O dono de uma empresa e plataforma especializada em venda de criptomoedas, Sam Bankman-Fried, foi condenado por sete crimes diferentes pela justiça norteamericana, dentre estes fraude e conspiração.
Estaria vendendo aquilo que não existe e manipulando ilegalmente o mercado de capitais.
Criptomoedas, à luz do direito, são valores monetários virtuais utilizados para realizar compras e vendas. São dinheiro que não existe.
Aliás, não se compra e nem vende dinheiro, que é o bem fungível por excelência, aquele que pode ser trocado por qualquer outro.
As criptomoedas se valem de algoritmos para intercambiar valores entre a ponta vendedora e a ponta compradora de um negócio e surgiram como alternativa para compras pela internet.
Ao invés de mandar dinheiro pra lá e pra cá, você compraria a criptomoeda – a mais famosa é o “Bitcoin” – e com ela faria negócios pelos sites da rede mundial de computadores.
A coisa complicou quando a criptomoeda virou bem de mercado à venda.
É como se alguém, que não seja o Estado, estivesse comprando e vendendo reais na sua esquina – isso não existe e o Direito não soluciona isso.
O discurso de ódio de mão única.
Engraçado que, quando o discurso era um só, se podia falar o que se quisesse e não existia a expressão “discurso de ódio”.
Ver o PCO e outras esquerdas na Av.
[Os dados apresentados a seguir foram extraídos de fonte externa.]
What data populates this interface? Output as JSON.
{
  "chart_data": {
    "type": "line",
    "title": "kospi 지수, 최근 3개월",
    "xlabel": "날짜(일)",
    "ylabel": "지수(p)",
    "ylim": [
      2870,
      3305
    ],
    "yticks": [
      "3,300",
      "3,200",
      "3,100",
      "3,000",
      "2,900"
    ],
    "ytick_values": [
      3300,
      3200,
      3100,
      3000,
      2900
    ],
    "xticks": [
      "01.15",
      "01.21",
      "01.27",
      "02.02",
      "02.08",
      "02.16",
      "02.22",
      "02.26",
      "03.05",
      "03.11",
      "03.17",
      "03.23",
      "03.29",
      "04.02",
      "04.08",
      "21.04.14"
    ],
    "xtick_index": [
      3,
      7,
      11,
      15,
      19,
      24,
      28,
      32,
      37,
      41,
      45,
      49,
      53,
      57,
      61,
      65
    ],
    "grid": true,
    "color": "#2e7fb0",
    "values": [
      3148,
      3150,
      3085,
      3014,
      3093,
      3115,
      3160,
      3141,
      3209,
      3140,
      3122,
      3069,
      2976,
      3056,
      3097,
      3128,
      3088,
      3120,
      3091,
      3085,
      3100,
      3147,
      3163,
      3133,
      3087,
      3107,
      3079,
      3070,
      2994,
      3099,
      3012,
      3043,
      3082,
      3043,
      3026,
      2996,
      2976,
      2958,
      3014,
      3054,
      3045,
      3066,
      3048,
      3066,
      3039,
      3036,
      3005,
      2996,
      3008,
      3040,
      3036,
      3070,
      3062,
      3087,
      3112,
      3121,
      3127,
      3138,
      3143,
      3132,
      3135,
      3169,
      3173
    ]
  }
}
Paulista pregando o antissemitismo e o fim do Estado de Israel para muita gente pareceu estranho.
No entanto, para quem conhece um pouco de história política, é apenas mais do mesmo.
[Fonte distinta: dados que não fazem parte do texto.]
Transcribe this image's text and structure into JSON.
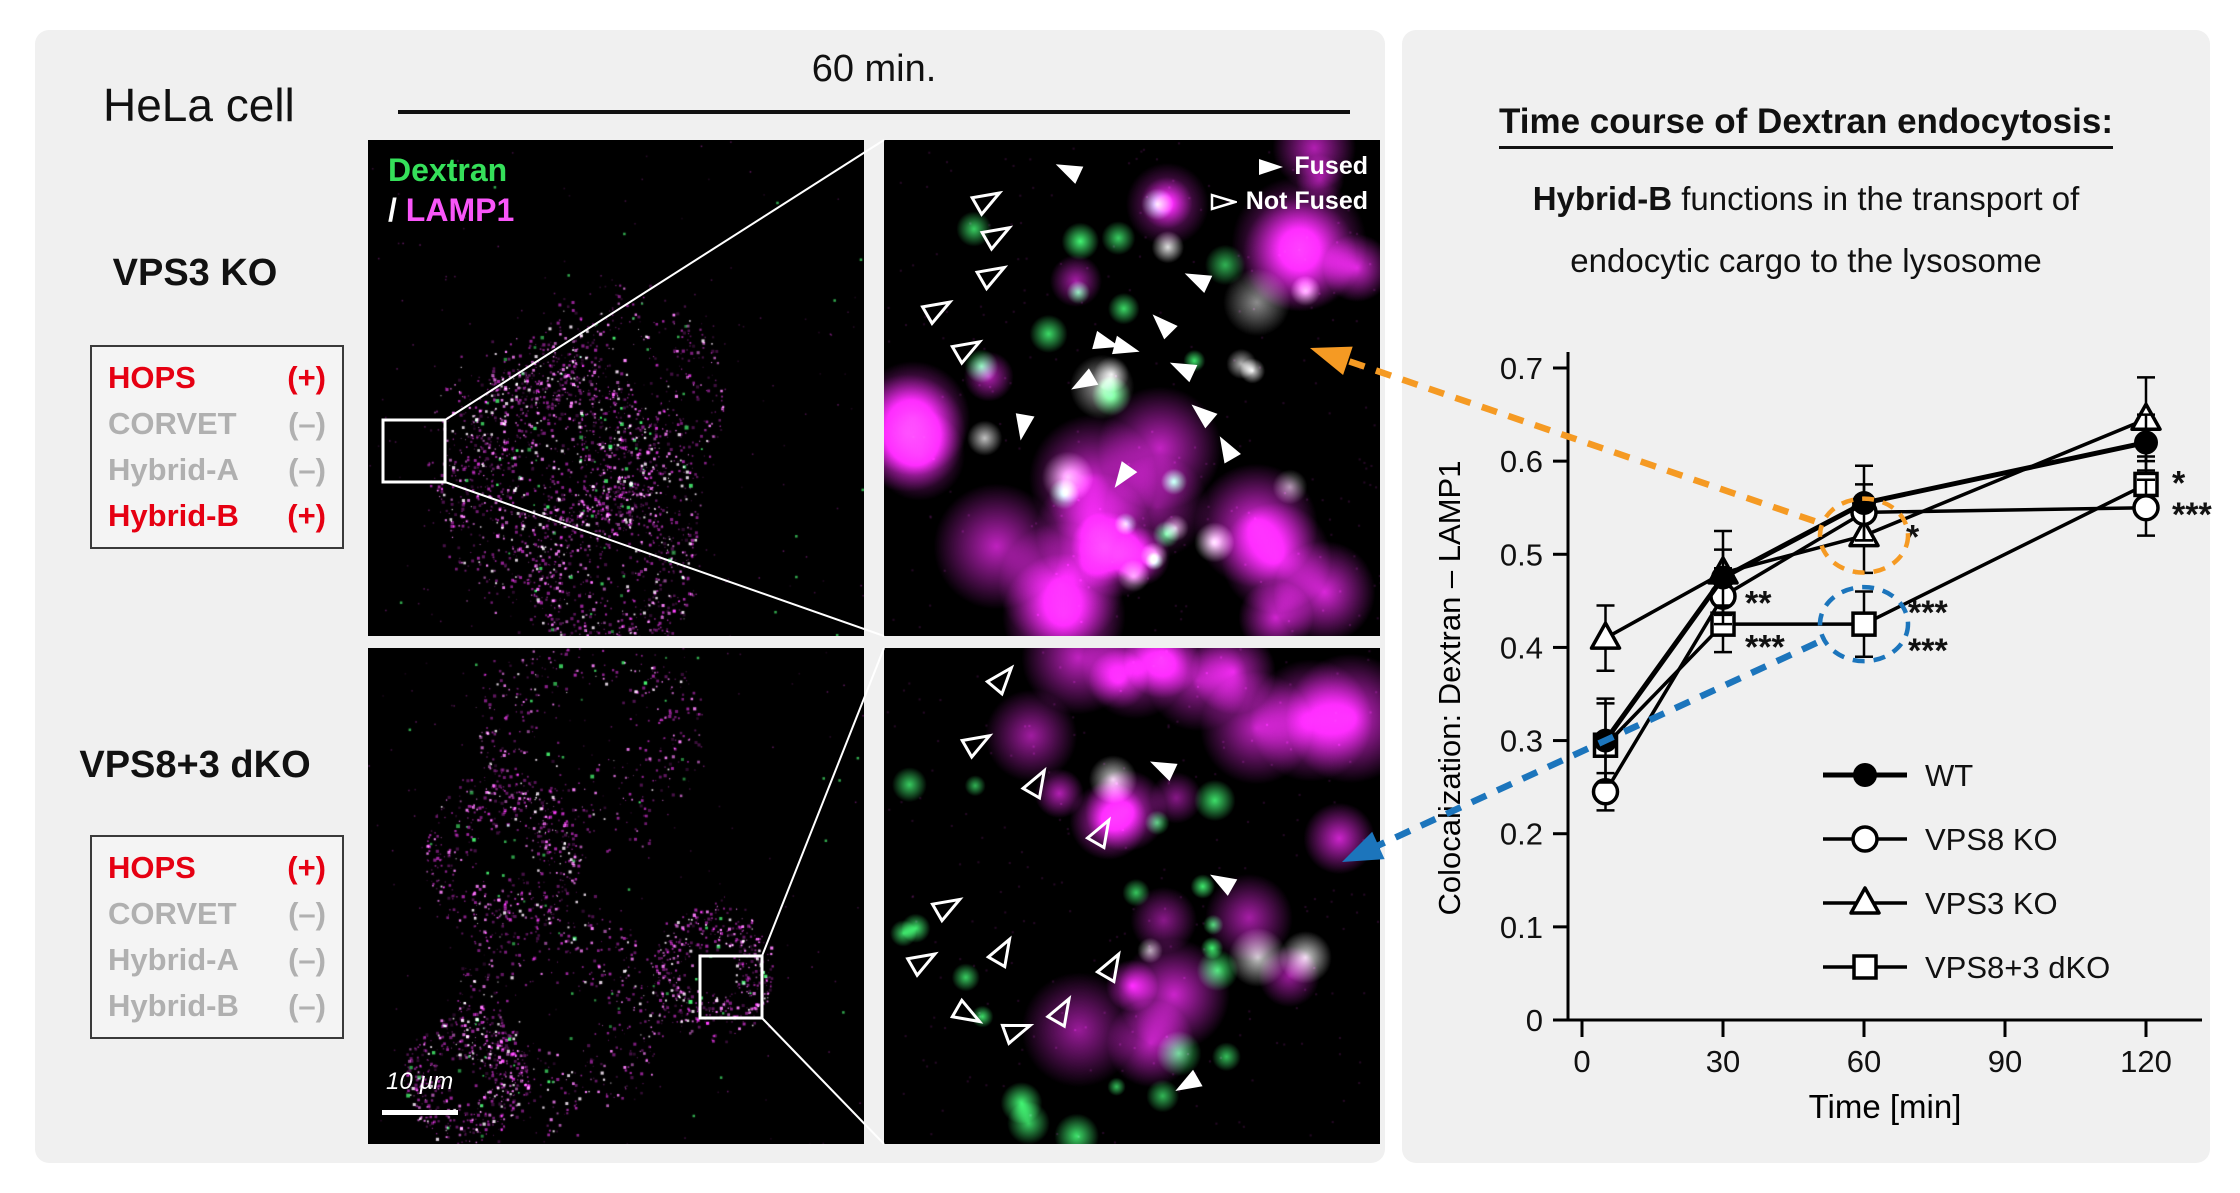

Nós brasileiros associamos de maneira estrábica as ditaduras à Direita política, porque em nosso passado relativamente recente tivemos forças políticas conservadoras no poder à revelia do jogo democrático, como foi o caso do Regime Militar a partir de 1964.
No entanto, basta uma análise dos últimos séculos pós Revolução Francesa, no Brasil e no mundo, para que se depare com a conclusão por demais óbvia: os regimes de exceção, as ditaduras mais sanguinárias, em sua imensa maioria, surgiram a partir das forças políticas da esquerda progressista e através delas.
Um brinde ao Hamas.
Não é, portanto, com espanto que vejo esquerdas brasileiras e americanas brindarem partidos terroristas em guerra com o povo de Israel.
Também não me assombra que sejam antissemitas, como Hitler – muito antes pelo contrário.
A tendência histórica, amigo, é a seguinte: dependendo da bandeira flamulando, dependendo do apreço comprado ou conquistado perante a opinião pública, defende-se qualquer genocídio, qualquer guerra, qualquer extermínio em massa.
A opinião pública crucificou Cristo e o julgamento mais famoso do mundo acabou com um inocente crucificado – a humanidade não iria agora, se regenerar.
Ela está, ao contrário, degenerando.
E reparem bem que o discurso antissemita, contra os judeus, é agora como era nos tempos nazistas de Adolf Hitler.
O Dito pelo não dito.
“Não se aproxime de uma cabra pela frente, de um cavalo por trás ou de um idiota por qualquer dos lados.” (provérbio judeu).